Much of the core of our idea is collective: the collaboration between very different disciplines, and the urge always to share both work and experience with many. So the strength of collaboration sits both in the idea and in practice. Since we do not usually operate with big sums of money, the resources of many hands are a necessity to make large projects happen. A weakness can be that sometimes during work processes time is “lost” in coordination and discussion, or in misunderstandings. A challenge is also to bring the ideology of Kultivator and its history to new workers and thinkers in order to allow them to be more free to make their own decisions.
How do you deal with money and wages between the components of your group? How do you deal with tensions and power relations within your group?
When we have funding for a project, we divide the fees and/or salary between those actually making the work at that time. We don’t have much power-related tension, and the tensions that might exist are more about direction and artistic choice. Those are solved by continuous talking and discussing, and we have always managed to solve disagreements. We work very well on compromise!
How do you access meaningful commissioned work and how do you finance and carve-out time for self-initiated projects? What strategies and tactics are you making use of?

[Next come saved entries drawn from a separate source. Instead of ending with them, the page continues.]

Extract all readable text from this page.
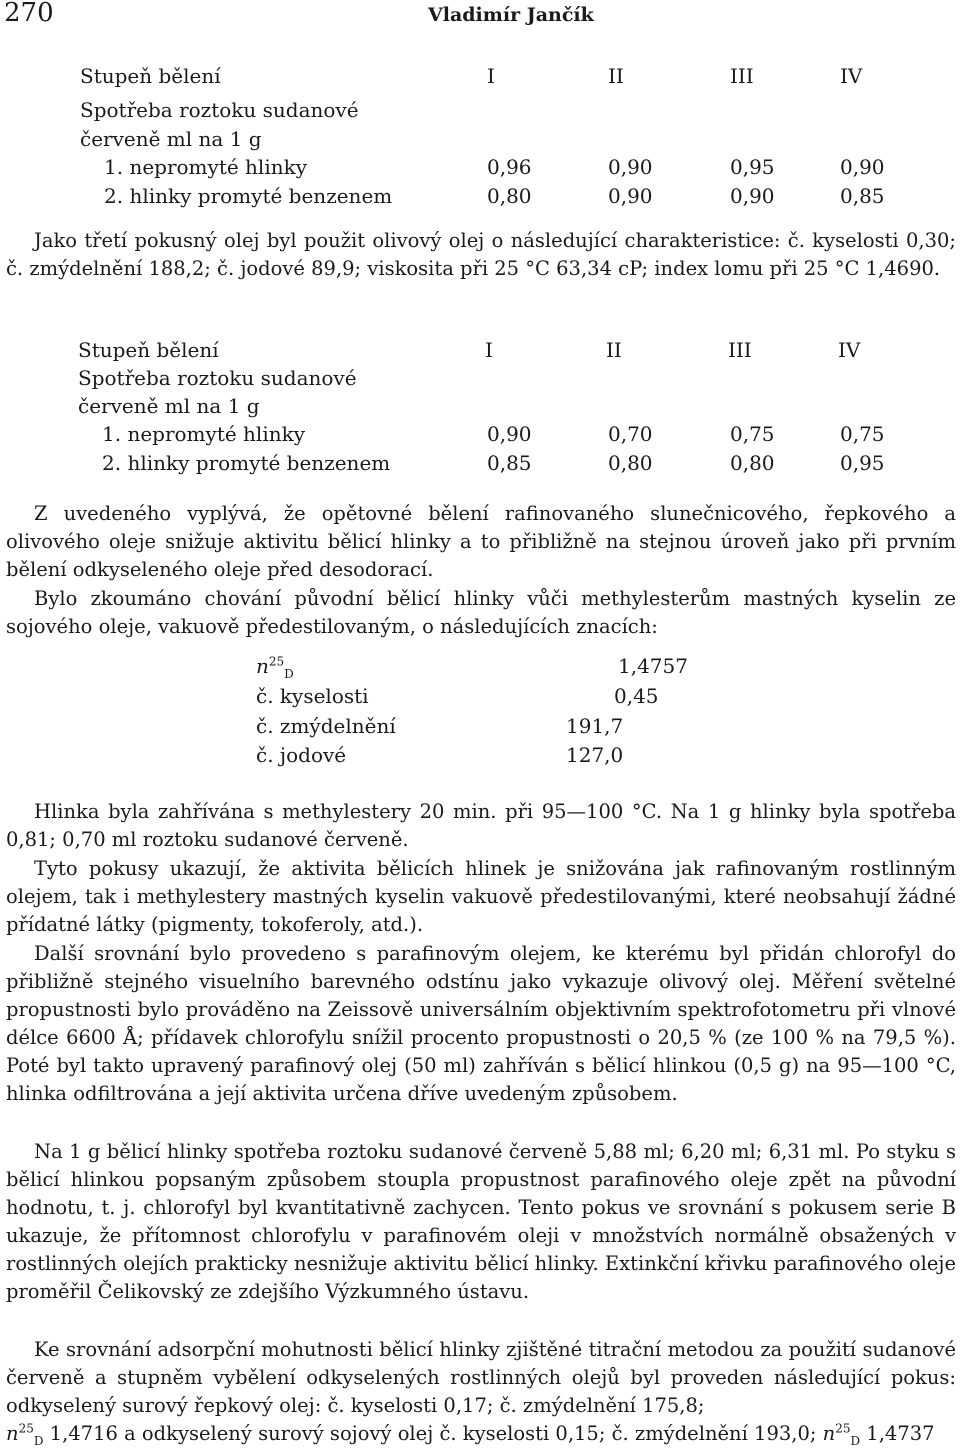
270	Vladimír Jančík
Stupeň bělení	I	II	III	IV
Spotřeba roztoku sudanové
červeně ml na 1 g
1. nepromyté hlinky	0,96	0,90	0,95	0,90
2. hlinky promyté benzenem	0,80	0,90	0,90	0,85

Jako třetí pokusný olej byl použit olivový olej o následující charakteristice: č. kyselosti 0,30; č. zmýdelnění 188,2; č. jodové 89,9; viskosita při 25 °C 63,34 cP; index lomu při 25 °C 1,4690.

Stupeň bělení	I	II	III	IV
Spotřeba roztoku sudanové
červeně ml na 1 g
1. nepromyté hlinky	0,90	0,70	0,75	0,75
2. hlinky promyté benzenem	0,85	0,80	0,80	0,95

Z uvedeného vyplývá, že opětovné bělení rafinovaného slunečnicového, řepkového a olivového oleje snižuje aktivitu bělicí hlinky a to přibližně na stejnou úroveň jako při prvním bělení odkyseleného oleje před desodorací.

Bylo zkoumáno chování původní bělicí hlinky vůči methylesterům mastných kyselin ze sojového oleje, vakuově předestilovaným, o následujících znacích:

$n^{25}_D$	1,4757
č. kyselosti	0,45
č. zmýdelnění	191,7
č. jodové	127,0

Hlinka byla zahřívána s methylestery 20 min. při 95—100 °C. Na 1 g hlinky byla spotřeba 0,81; 0,70 ml roztoku sudanové červeně.

Tyto pokusy ukazují, že aktivita bělicích hlinek je snižována jak rafinovaným rostlinným olejem, tak i methylestery mastných kyselin vakuově předestilovanými, které neobsahují žádné přídatné látky (pigmenty, tokoferoly, atd.).

Další srovnání bylo provedeno s parafinovým olejem, ke kterému byl přidán chlorofyl do přibližně stejného visuelního barevného odstínu jako vykazuje olivový olej. Měření světelné propustnosti bylo prováděno na Zeissově universálním objektivním spektrofotometru při vlnové délce 6600 Å; přídavek chlorofylu snížil procento propustnosti o 20,5 % (ze 100 % na 79,5 %). Poté byl takto upravený parafinový olej (50 ml) zahříván s bělicí hlinkou (0,5 g) na 95—100 °C, hlinka odfiltrována a její aktivita určena dříve uvedeným způsobem.

Na 1 g bělicí hlinky spotřeba roztoku sudanové červeně 5,88 ml; 6,20 ml; 6,31 ml. Po styku s bělicí hlinkou popsaným způsobem stoupla propustnost parafinového oleje zpět na původní hodnotu, t. j. chlorofyl byl kvantitativně zachycen. Tento pokus ve srovnání s pokusem serie B ukazuje, že přítomnost chlorofylu v parafinovém oleji v množstvích normálně obsažených v rostlinných olejích prakticky nesnižuje aktivitu bělicí hlinky. Extinkční křivku parafinového oleje proměřil Čelikovský ze zdejšího Výzkumného ústavu.

Ke srovnání adsorpční mohutnosti bělicí hlinky zjištěné titrační metodou za použití sudanové červeně a stupněm vybělení odkyselených rostlinných olejů byl proveden následující pokus: odkyselený surový řepkový olej: č. kyselosti 0,17; č. zmýdelnění 175,8;

$n^{25}_D$ 1,4716 a odkyselený surový sojový olej č. kyselosti 0,15; č. zmýdelnění 193,0; $n^{25}_D$ 1,4737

We have been lucky to be able to choose between commissions offered to us. The time to carve out our self-proposed projects has to be found in between paid works. We do not have another strategy other than to formulate what we want, apply for funding and then hope to receive support. Very often our projects are woven together so that the previous one supports the next, which could be called a strategy, but is probably more conceptual. We also try to work with bigger institutions like art museums, colleges and so on, and make them partners of larger projects in order to lose some of the administration.
How do you organise your time between work and non-work? What systems do you use to keep track of where you invest your time?
Unfortunately, no system. And no line between work and non-work time.
How does your current working and living environment (geographic location, spatial arrangement) reflect (or otherwise) the ethos, methods and dynamics of your practice?
The whole building up of physical spaces and of professional network reflects our ethos very much, since our place is a vital part of our work.
Please draw a diagram of all the elements and structures that support your design practice? Can you also include elements that “threaten” your practice?
Hm, I may not be really able to do that… But I can list something like this:
Support and threats (in order of size)
– unpaid work of members of the group –> risk of less quality because of too much work,
– unpaid work of students –> risk of less quality because of less experience
– arts funds, art grants supporting our own projects –> too much administration and financial risk
– paid commissions from institutions
– food, fuel and the space of the farm –> needs to be returned
– work of family
– work of visiting artists
The interview was conducted in May 2014.